Во время сеанса они разговаривали. Гайк рассказывал о себе, расспрашивал маму, она отвечала, ему нужно было живое лицо, и мама за много лет, прошедших в трудах и заботах, отвлеклась наконец от своей однообразной жизни, нашла внимательного слушателя и интересного собеседника.
Гайк рассказывал про Турцию, где жил в детстве со своими родителями и откуда они бежали в Баку во время армяно-турецкой резни, рассказывал про Париж, где учился рисованию, про Вену, Берлин и Швейцарию, куда ездил из Парижа; эти рассказы вернули мать к годам ее юности, когда она жила в Базеле, всколыхнули в ней какие-то воспоминания. Но самым значительным было для нее его молчание, когда он смотрел на нее и рисовал, — знаете, как внимательно и испытующе смотрит художник на свою натуру! Слов не было произнесено никаких, об этом потом говорила мать, но было более важное и значительное — то, что витает в воздухе, когда мужчина и женщина начинают испытывать интерес, а может быть, и влечение друг к другу.
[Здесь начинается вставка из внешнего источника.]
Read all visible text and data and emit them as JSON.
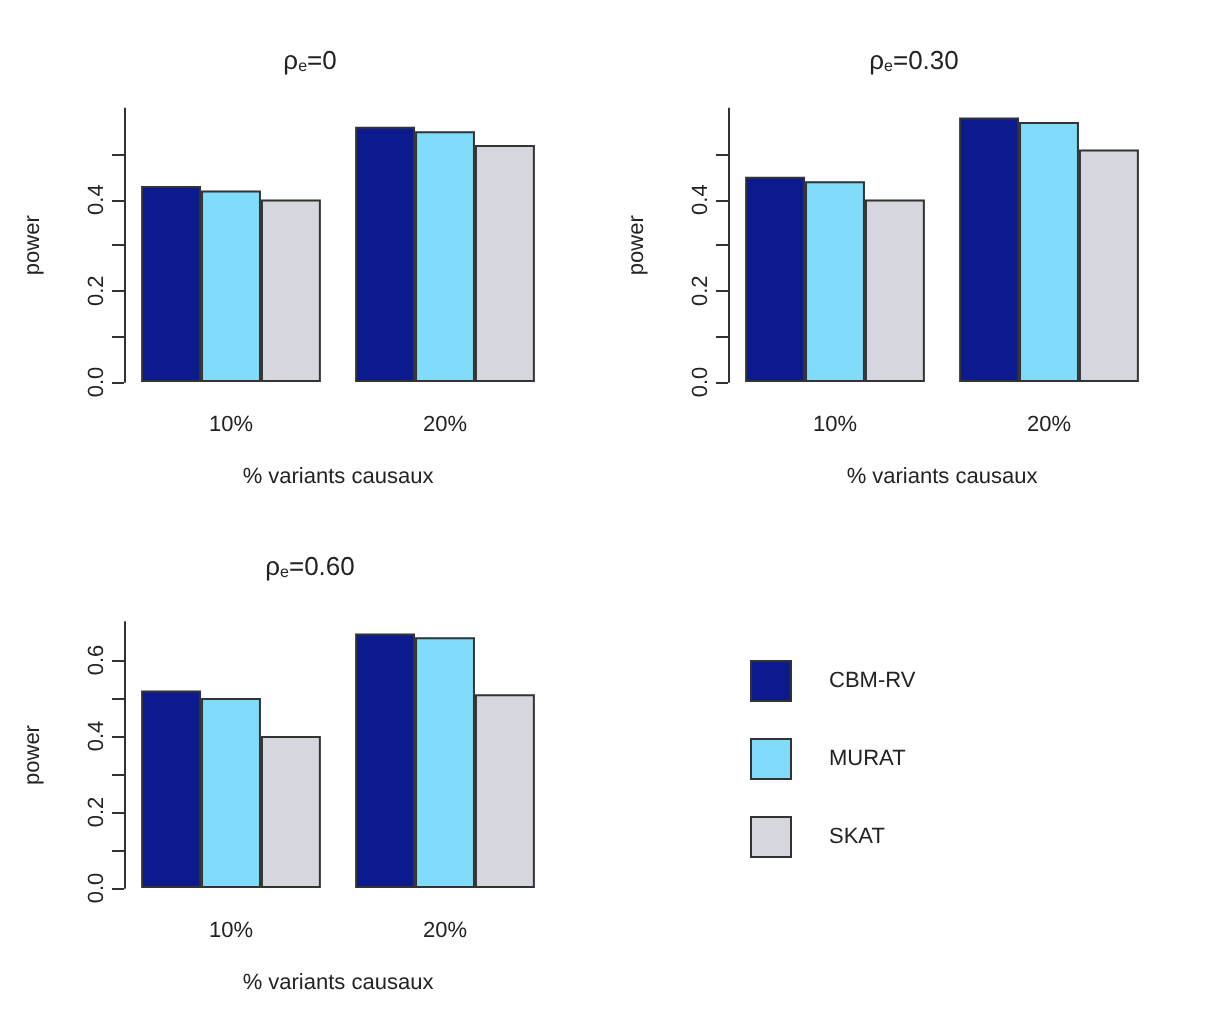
{
  "chart_data": [
    {
      "type": "bar",
      "title": "ρ$_{e}$=0",
      "xlabel": "% variants causaux",
      "ylabel": "power",
      "categories": [
        "10%",
        "20%"
      ],
      "series": [
        {
          "color": "#0b1a8c",
          "values": [
            0.43,
            0.56
          ]
        },
        {
          "color": "#80dcfa",
          "values": [
            0.42,
            0.55
          ]
        },
        {
          "color": "#d6d6de",
          "values": [
            0.4,
            0.52
          ]
        }
      ],
      "ylim": [
        0,
        0.6
      ],
      "yticks": [
        {
          "value": 0,
          "label": "0.0"
        },
        {
          "value": 0.1,
          "label": null
        },
        {
          "value": 0.2,
          "label": "0.2"
        },
        {
          "value": 0.3,
          "label": null
        },
        {
          "value": 0.4,
          "label": "0.4"
        },
        {
          "value": 0.5,
          "label": null
        }
      ],
      "legend": false
    },
    {
      "type": "bar",
      "title": "ρ$_{e}$=0.30",
      "xlabel": "% variants causaux",
      "ylabel": "power",
      "categories": [
        "10%",
        "20%"
      ],
      "series": [
        {
          "color": "#0b1a8c",
          "values": [
            0.45,
            0.58
          ]
        },
        {
          "color": "#80dcfa",
          "values": [
            0.44,
            0.57
          ]
        },
        {
          "color": "#d6d6de",
          "values": [
            0.4,
            0.51
          ]
        }
      ],
      "ylim": [
        0,
        0.6
      ],
      "yticks": [
        {
          "value": 0,
          "label": "0.0"
        },
        {
          "value": 0.1,
          "label": null
        },
        {
          "value": 0.2,
          "label": "0.2"
        },
        {
          "value": 0.3,
          "label": null
        },
        {
          "value": 0.4,
          "label": "0.4"
        },
        {
          "value": 0.5,
          "label": null
        }
      ],
      "legend": false
    },
    {
      "type": "bar",
      "title": "ρ$_{e}$=0.60",
      "xlabel": "% variants causaux",
      "ylabel": "power",
      "categories": [
        "10%",
        "20%"
      ],
      "series": [
        {
          "name": "CBM-RV",
          "color": "#0b1a8c",
          "values": [
            0.52,
            0.67
          ]
        },
        {
          "name": "MURAT",
          "color": "#80dcfa",
          "values": [
            0.5,
            0.66
          ]
        },
        {
          "name": "SKAT",
          "color": "#d6d6de",
          "values": [
            0.4,
            0.51
          ]
        }
      ],
      "ylim": [
        0,
        0.7
      ],
      "yticks": [
        {
          "value": 0,
          "label": "0.0"
        },
        {
          "value": 0.1,
          "label": null
        },
        {
          "value": 0.2,
          "label": "0.2"
        },
        {
          "value": 0.3,
          "label": null
        },
        {
          "value": 0.4,
          "label": "0.4"
        },
        {
          "value": 0.5,
          "label": null
        },
        {
          "value": 0.6,
          "label": "0.6"
        }
      ],
      "legend": "right"
    }
  ]
}
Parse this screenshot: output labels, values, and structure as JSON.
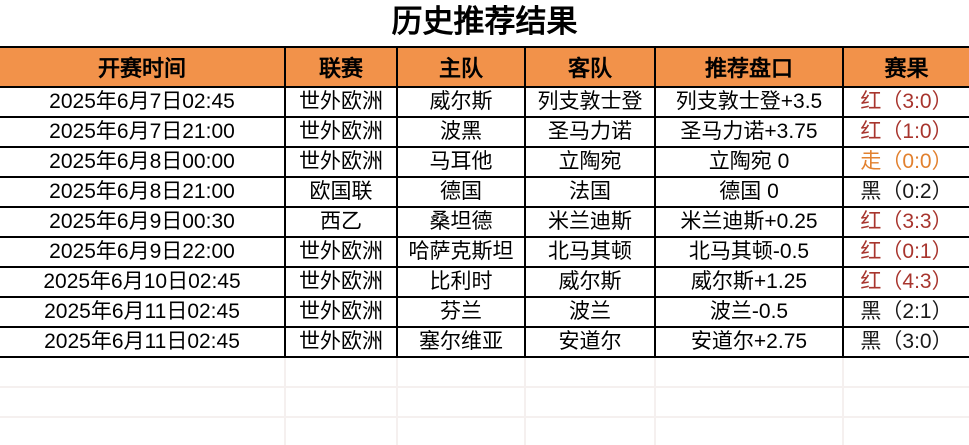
{
  "title": "历史推荐结果",
  "colors": {
    "header_bg": "#f2924a",
    "border": "#000000",
    "empty_grid": "#f5f0ef",
    "win": "#a8352e",
    "push": "#e2812f",
    "loss": "#1a1a1a"
  },
  "table": {
    "columns": [
      "开赛时间",
      "联赛",
      "主队",
      "客队",
      "推荐盘口",
      "赛果"
    ],
    "rows": [
      {
        "kickoff": "2025年6月7日02:45",
        "league": "世外欧洲",
        "home": "威尔斯",
        "away": "列支敦士登",
        "handicap": "列支敦士登+3.5",
        "result": "红（3:0）",
        "result_color": "win"
      },
      {
        "kickoff": "2025年6月7日21:00",
        "league": "世外欧洲",
        "home": "波黑",
        "away": "圣马力诺",
        "handicap": "圣马力诺+3.75",
        "result": "红（1:0）",
        "result_color": "win"
      },
      {
        "kickoff": "2025年6月8日00:00",
        "league": "世外欧洲",
        "home": "马耳他",
        "away": "立陶宛",
        "handicap": "立陶宛 0",
        "result": "走（0:0）",
        "result_color": "push"
      },
      {
        "kickoff": "2025年6月8日21:00",
        "league": "欧国联",
        "home": "德国",
        "away": "法国",
        "handicap": "德国 0",
        "result": "黑（0:2）",
        "result_color": "loss"
      },
      {
        "kickoff": "2025年6月9日00:30",
        "league": "西乙",
        "home": "桑坦德",
        "away": "米兰迪斯",
        "handicap": "米兰迪斯+0.25",
        "result": "红（3:3）",
        "result_color": "win"
      },
      {
        "kickoff": "2025年6月9日22:00",
        "league": "世外欧洲",
        "home": "哈萨克斯坦",
        "away": "北马其顿",
        "handicap": "北马其顿-0.5",
        "result": "红（0:1）",
        "result_color": "win"
      },
      {
        "kickoff": "2025年6月10日02:45",
        "league": "世外欧洲",
        "home": "比利时",
        "away": "威尔斯",
        "handicap": "威尔斯+1.25",
        "result": "红（4:3）",
        "result_color": "win"
      },
      {
        "kickoff": "2025年6月11日02:45",
        "league": "世外欧洲",
        "home": "芬兰",
        "away": "波兰",
        "handicap": "波兰-0.5",
        "result": "黑（2:1）",
        "result_color": "loss"
      },
      {
        "kickoff": "2025年6月11日02:45",
        "league": "世外欧洲",
        "home": "塞尔维亚",
        "away": "安道尔",
        "handicap": "安道尔+2.75",
        "result": "黑（3:0）",
        "result_color": "loss"
      }
    ],
    "empty_rows": 3
  }
}
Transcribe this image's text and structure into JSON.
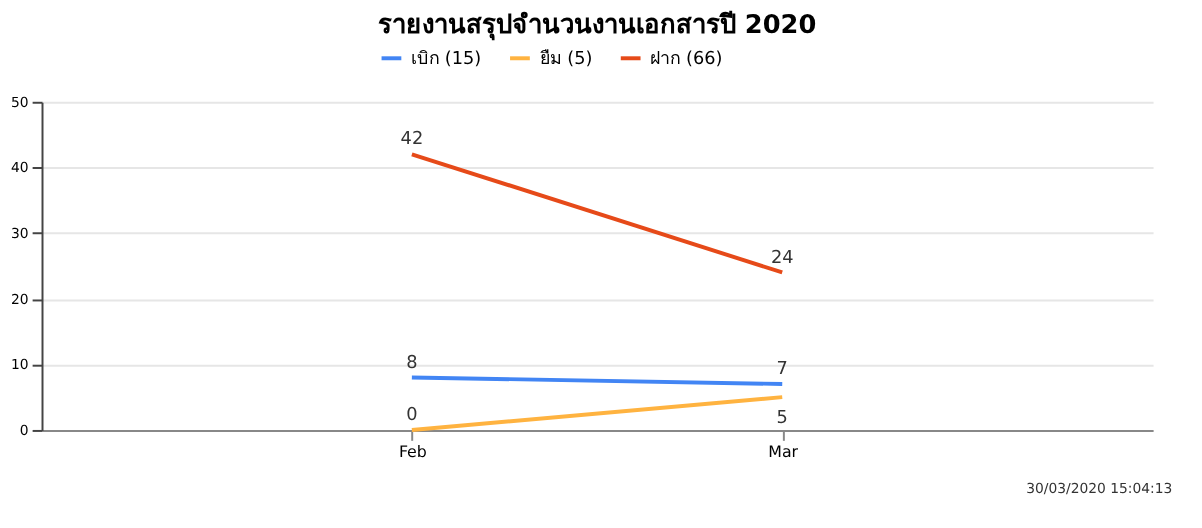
{
  "chart_data": {
    "type": "line",
    "title": "รายงานสรุปจำนวนงานเอกสารปี 2020",
    "categories": [
      "Feb",
      "Mar"
    ],
    "series": [
      {
        "name": "เบิก (15)",
        "color": "#4285f4",
        "values": [
          8,
          7
        ]
      },
      {
        "name": "ยืม (5)",
        "color": "#ffb340",
        "values": [
          0,
          5
        ]
      },
      {
        "name": "ฝาก (66)",
        "color": "#e64a19",
        "values": [
          42,
          24
        ]
      }
    ],
    "ylim": [
      0,
      50
    ],
    "yticks": [
      0,
      10,
      20,
      30,
      40,
      50
    ],
    "grid": "y",
    "legend": "top",
    "data_labels": true,
    "annotations": [
      "30/03/2020 15:04:13"
    ]
  }
}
Догадывался ли о чем-либо отец? Безусловно. Он знал мать, как самого себя, да и у матери все было на виду, не умела хитрить и притворяться, стала молчалива и рассеянна. Она продолжала любить своего мужа, он всегда был единственным, и вот вдруг появился другой, чужой, ненужный, а все же занимающий ее мысли. Такое потрясение не могло пройти незамеченным. Но отец был, как всегда, ровным, спокойным, шутил, смеялся, будто ничего не происходило. О Гайке, о том, как идет работа, как пишется портрет, не расспрашивал, об этом разговоров не было. Гайк приходил в двенадцать часов, уходил часа в три, четыре, до нашего прихода с работы, ни разу не остался обедать, отговаривался тем, что его ждут у дирижера, на самом же деле не хотел неловкости, которая возникла бы в его присутствии. О нем напоминал только мольберт, стоявший в углу столовой, с перевернутым холстом, прикрытый куском парусины.